Impact of infection on transplantation tolerance

Abstract

Allograft tolerance is the ultimate goal of organ transplantation. Current strategies for tolerance induction mainly focus on inhibiting alloreactive T cells while promoting regulatory immune cells. Pathogenic infections may have direct impact on both effector and regulatory cell populations, therefore can alter host susceptibility to transplantation tolerance induction as well as impair the quality and stability of tolerance once induced. In this review, we will discuss existing data demonstrating the effect of infections on transplantation tolerance, with particular emphasis on the role of the stage of infection (acute, chronic, or latent) and the stage of tolerance (induction or maintenance) in this infection-tolerance interaction. While the deleterious effect of acute infection on tolerance is mainly driven by proinflammatory cytokines induced shortly after the infection, chronic infection may generate exhausted T cells that could in fact facilitate transplantation tolerance. In addition to pathogenic infections, commensal intestinal microbiota also has numerous significant immunomodulatory effects that can shape the host alloimmunity following transplantation. A comprehensive understanding of these mechanisms is crucial for the development of therapeutic strategies for robustly inducing and stably maintaining transplantation tolerance while preserving host anti-pathogen immunity in clinically relevant scenarios.

Keywords: T cells; co-stimulation blockade; donor negative vaccine; infections; intestinal microbiota; regulatory immune cells; transplantation tolerance.

Figure 1.. Effects of infection on alloreactive T cell activation.

Activation of alloreactive T cells require 3 signals: TCR engagement, costimulation, and inflammatory cytokines. These three signals can be altered by infections: pathogen-specific T cells have the potential to cross-react with alloantigens presented by host APCs and become activated to attack the allograft. IL-2 generated during an infection can augment the costimulation signal through inhibiting the expression of anergy-related genes. Type-I IFN and IL-12 induced by infections can bind to their receptors on T cells and serve as the third signal.

Fig. 2.. Effects of infection on the regulatory immune cell network.

CD4⁺Foxp3⁺ Tregs play a central role in the regulatory immune cell network. Tregs inhibit the effector T cells (Teffs) through a number of mechanisms including the production of IL-10, TGF-β, and IL-35. Tregs are also important for the expansion and/or maintenance of other regulatory cell populations, including Tol-DCs, Mreg and MDSCs. These regulatory cell populations are themselves capable of directly suppressing Teffs via several unique mechanisms. During an infection, the induced inflammatory cytokines can disrupt this network, block the suppressive function of various regulatory cell populations, and/or promote their differentiation to inflammatory immune cells.

Fig. 3.. Impact of infection on transplantation tolerance.

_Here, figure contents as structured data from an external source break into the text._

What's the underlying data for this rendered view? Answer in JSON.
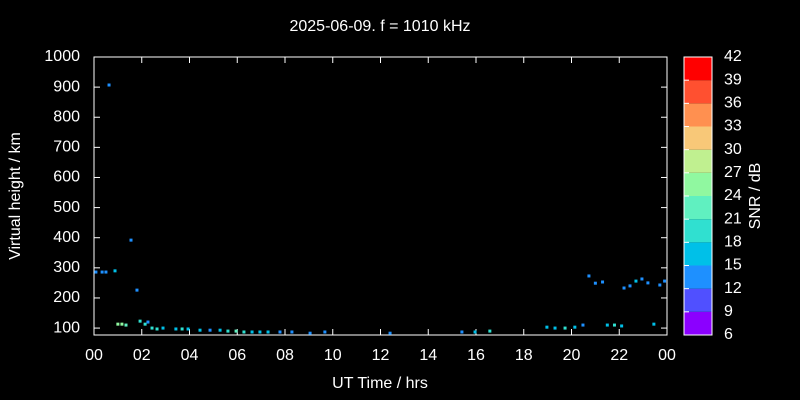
{
  "chart_data": {
    "type": "scatter",
    "title": "2025-06-09. f = 1010 kHz",
    "x_label": "UT Time / hrs",
    "y_label": "Virtual height / km",
    "colorbar_label": "SNR / dB",
    "x": [
      0.08,
      0.34,
      0.5,
      0.63,
      0.88,
      1.0,
      1.17,
      1.34,
      1.55,
      1.8,
      1.93,
      2.14,
      2.26,
      2.43,
      2.64,
      2.89,
      3.43,
      3.69,
      3.94,
      4.44,
      4.86,
      5.28,
      5.61,
      5.95,
      6.28,
      6.62,
      6.95,
      7.29,
      7.79,
      8.29,
      9.05,
      9.67,
      12.4,
      15.41,
      15.96,
      16.58,
      18.97,
      19.31,
      19.73,
      20.14,
      20.48,
      20.73,
      21.0,
      21.3,
      21.5,
      21.8,
      22.1,
      22.2,
      22.45,
      22.7,
      22.95,
      23.2,
      23.45,
      23.7,
      23.9
    ],
    "values": [
      286,
      286,
      286,
      907,
      290,
      113,
      113,
      110,
      392,
      226,
      123,
      113,
      120,
      100,
      97,
      100,
      97,
      97,
      97,
      93,
      93,
      93,
      90,
      90,
      87,
      87,
      87,
      87,
      87,
      87,
      83,
      87,
      83,
      87,
      87,
      90,
      103,
      100,
      100,
      103,
      110,
      273,
      249,
      253,
      110,
      110,
      107,
      233,
      240,
      256,
      263,
      250,
      113,
      243,
      256
    ],
    "snr": [
      13,
      13,
      13,
      13,
      16,
      24,
      24,
      22,
      12,
      13,
      20,
      19,
      13,
      18,
      20,
      17,
      15,
      19,
      17,
      15,
      14,
      15,
      20,
      22,
      18,
      17,
      15,
      16,
      14,
      13,
      13,
      12,
      13,
      13,
      15,
      20,
      16,
      17,
      20,
      15,
      14,
      13,
      14,
      13,
      16,
      18,
      17,
      14,
      13,
      15,
      14,
      13,
      17,
      14,
      13
    ],
    "xlim": [
      0,
      24
    ],
    "xticks": [
      {
        "value": 0,
        "label": "00"
      },
      {
        "value": 2,
        "label": "02"
      },
      {
        "value": 4,
        "label": "04"
      },
      {
        "value": 6,
        "label": "06"
      },
      {
        "value": 8,
        "label": "08"
      },
      10,
      12,
      14,
      16,
      18,
      20,
      22,
      {
        "value": 24,
        "label": "00"
      }
    ],
    "ylim": [
      77,
      1000
    ],
    "yticks": [
      100,
      200,
      300,
      400,
      500,
      600,
      700,
      800,
      900,
      1000
    ],
    "clim": [
      6,
      42
    ],
    "cticks": [
      6,
      9,
      12,
      15,
      18,
      21,
      24,
      27,
      30,
      33,
      36,
      39,
      42
    ],
    "colormap": [
      "#8b00ff",
      "#5050ff",
      "#1e90ff",
      "#00c0e8",
      "#30e0d0",
      "#60f0c0",
      "#90f8a0",
      "#c0f090",
      "#f8c878",
      "#ff9050",
      "#ff5030",
      "#ff0000"
    ]
  }
}
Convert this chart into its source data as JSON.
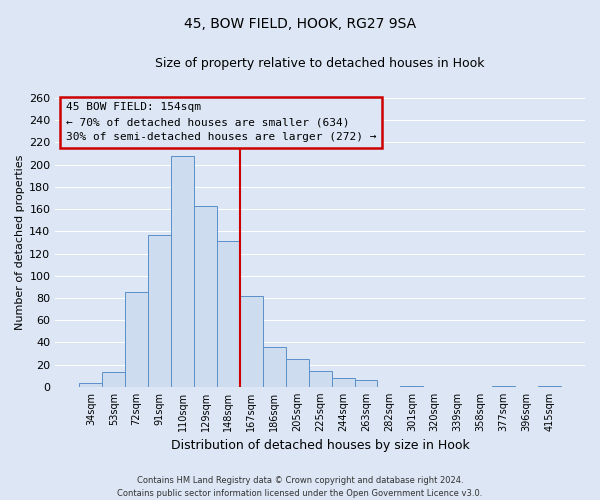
{
  "title": "45, BOW FIELD, HOOK, RG27 9SA",
  "subtitle": "Size of property relative to detached houses in Hook",
  "xlabel": "Distribution of detached houses by size in Hook",
  "ylabel": "Number of detached properties",
  "categories": [
    "34sqm",
    "53sqm",
    "72sqm",
    "91sqm",
    "110sqm",
    "129sqm",
    "148sqm",
    "167sqm",
    "186sqm",
    "205sqm",
    "225sqm",
    "244sqm",
    "263sqm",
    "282sqm",
    "301sqm",
    "320sqm",
    "339sqm",
    "358sqm",
    "377sqm",
    "396sqm",
    "415sqm"
  ],
  "values": [
    3,
    13,
    85,
    137,
    208,
    163,
    131,
    82,
    36,
    25,
    14,
    8,
    6,
    0,
    1,
    0,
    0,
    0,
    1,
    0,
    1
  ],
  "bar_color": "#cddcee",
  "bar_edge_color": "#5b8fc9",
  "vline_color": "#cc0000",
  "ylim": [
    0,
    260
  ],
  "yticks": [
    0,
    20,
    40,
    60,
    80,
    100,
    120,
    140,
    160,
    180,
    200,
    220,
    240,
    260
  ],
  "annotation_title": "45 BOW FIELD: 154sqm",
  "annotation_line1": "← 70% of detached houses are smaller (634)",
  "annotation_line2": "30% of semi-detached houses are larger (272) →",
  "annotation_box_color": "#cc0000",
  "footer1": "Contains HM Land Registry data © Crown copyright and database right 2024.",
  "footer2": "Contains public sector information licensed under the Open Government Licence v3.0.",
  "background_color": "#dce6f4",
  "grid_color": "#ffffff"
}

The impact of infection on transplantation tolerance varies according to the acuity of the infection. Generally, acute infections readily prevent the induction of tolerance but slowly erode established tolerance. On the contrary, chronic infections may facilitate transplantation tolerance due to populations of exhausted T cells generated under persistent chronic pathogen stimulation. Latent infection and transplantation tolerance have reciprocal effects on each other. Tolerance may permit reactivation of latent infections but prevent their dissemination, whereas reactivation of latent infections may impair the induction of transplantation tolerance.